Can you give a brief overview of your strategy in terms of what you are trying to achieve for investors, your investment process and the make-up of the investment team?
The Wellington Climate Market Neutral Fund seeks absolute returns, investing long and short in companies globally, based on the assessment of relative-value opportunities between climate-advantaged and climate-disadvantaged companies.
We take long positions in companies with a strong or improving position on climate mitigation (that is, addressing the causes and minimising the possible impacts of climate change) or climate adaptation (aiming to reduce the negative effects of climate change or helping communities adapt to the impact of climate change). At the same time, we take short positions in climate-disadvantaged companies — those with a relatively weak or weakening position on climate mitigation or adaption.
The Fund doesn't simply go long clean technology and short traditional energy. Rather, we invest in a range of climate-oriented themes, such as energy transition, property risk and sustainable transport, as well as clean technology. Our investment process seeks to identify a broad set of climate-advantaged and climate-disadvantaged companies, to diversify exposure among individual themes and among the stocks within each theme. This may help protect capital during periods of market rotation and volatility, given the strategy's historically low correlation with risk assets.
Our sustainable investment research team and global industry analysts provide sector and valuation expertise on companies across the climate continuum, which complements Fund Manager Alan Hsu's idea generation for long/short investing.
This is all delivered in a daily dealing UCITS Fund.
How are you positioning your portfolio for the rest of the year and looking ahead to 2022?
We believe climate investing is about more than just extreme weather; it also includes the impact of regulations, consumer preferences, technology, clean energy, insurance, housing, demographics and data, which permeate sectors globally. Climate change and its consequences are driving the need for mitigation and adaptation efforts, which is fuelling the creation of disruptive technologies across sectors. This transition to a greener future will require an enormous amount of capital, but it will not be evenly distributed, as the winners of climate change will take share at the expense of climate change losers.
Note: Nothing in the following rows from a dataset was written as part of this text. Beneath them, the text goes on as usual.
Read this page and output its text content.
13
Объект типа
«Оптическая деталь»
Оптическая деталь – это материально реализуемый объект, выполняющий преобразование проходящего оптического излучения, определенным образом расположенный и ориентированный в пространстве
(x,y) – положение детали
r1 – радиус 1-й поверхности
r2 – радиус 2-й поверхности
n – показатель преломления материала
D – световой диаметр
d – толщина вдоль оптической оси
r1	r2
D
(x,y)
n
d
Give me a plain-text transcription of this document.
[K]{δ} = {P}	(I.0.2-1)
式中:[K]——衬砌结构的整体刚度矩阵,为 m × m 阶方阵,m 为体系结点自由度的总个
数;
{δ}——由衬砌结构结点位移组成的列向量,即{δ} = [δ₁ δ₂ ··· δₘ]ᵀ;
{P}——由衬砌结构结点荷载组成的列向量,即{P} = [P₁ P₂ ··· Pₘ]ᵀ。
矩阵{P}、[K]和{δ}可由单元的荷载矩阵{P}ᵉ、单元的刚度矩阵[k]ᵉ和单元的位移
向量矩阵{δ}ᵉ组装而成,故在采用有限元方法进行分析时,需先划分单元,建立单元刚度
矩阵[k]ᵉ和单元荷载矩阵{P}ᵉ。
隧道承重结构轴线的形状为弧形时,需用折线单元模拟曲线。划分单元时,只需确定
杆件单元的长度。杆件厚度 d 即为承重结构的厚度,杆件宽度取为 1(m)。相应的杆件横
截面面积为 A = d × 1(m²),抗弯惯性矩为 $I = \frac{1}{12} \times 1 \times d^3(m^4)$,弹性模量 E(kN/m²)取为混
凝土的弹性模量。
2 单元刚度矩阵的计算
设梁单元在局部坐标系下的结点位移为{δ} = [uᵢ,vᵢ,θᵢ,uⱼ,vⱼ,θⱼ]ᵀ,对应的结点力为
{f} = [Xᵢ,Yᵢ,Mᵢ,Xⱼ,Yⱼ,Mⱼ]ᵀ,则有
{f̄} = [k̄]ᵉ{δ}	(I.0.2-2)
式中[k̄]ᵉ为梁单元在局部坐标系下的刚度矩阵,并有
Following periods of volatility and a rally in traditional energy stocks year to date, we maintain our conservative posture in the form of low gross exposure, focused on capital preservation. That said, we are starting to lean into themes that we believe are becoming increasingly attractive, offering more attractive risk/reward opportunities. Specifically, we believe our sustainable transport, enabling technology and property risk themes are the most attractive over the next few months, owing to fundamental supply/demand imbalances that we believe will take years to correct.
Can you identify a couple of key investment opportunities for your fund you are playing at the moment in the portfolio? This could be at a stock, sector or thematic level.
We believe the market continues to understate the bullishness about electric vehicles (EVs), which underpins our sustainable transport theme. Importantly, we will need the infrastructure and charging capability to support the 1.8 billion EVs that are expected to be on the road by 2030 (based on BNEF estimates). As nearly every car maker's EV product line-up proliferates, as costs continue to decrease and as climate stays top of mind politically, we think the shift in consumer preferences for all things electric will be decisive. As a result, we believe EVs will become the norm sooner than the market appreciates. This has profound implications for the auto industry, all the basic materials that go into producing cars and the energy sector.
We expect that COVID will continue to reshape commercial real estate, which has many implications for both climate resilience and energy efficiency investments as expressed within our property risk theme. Recent data has shown that office occupancy remains well below 20% of pre-COVID levels. While global herd immunity is not yet realised, it seems reasonable to say that meaningfully lower commercial occupancy levels (relative to pre-COVID times) are the new normal. As a result, we continue to believe that investments directed at home energy efficiency should continue to grow.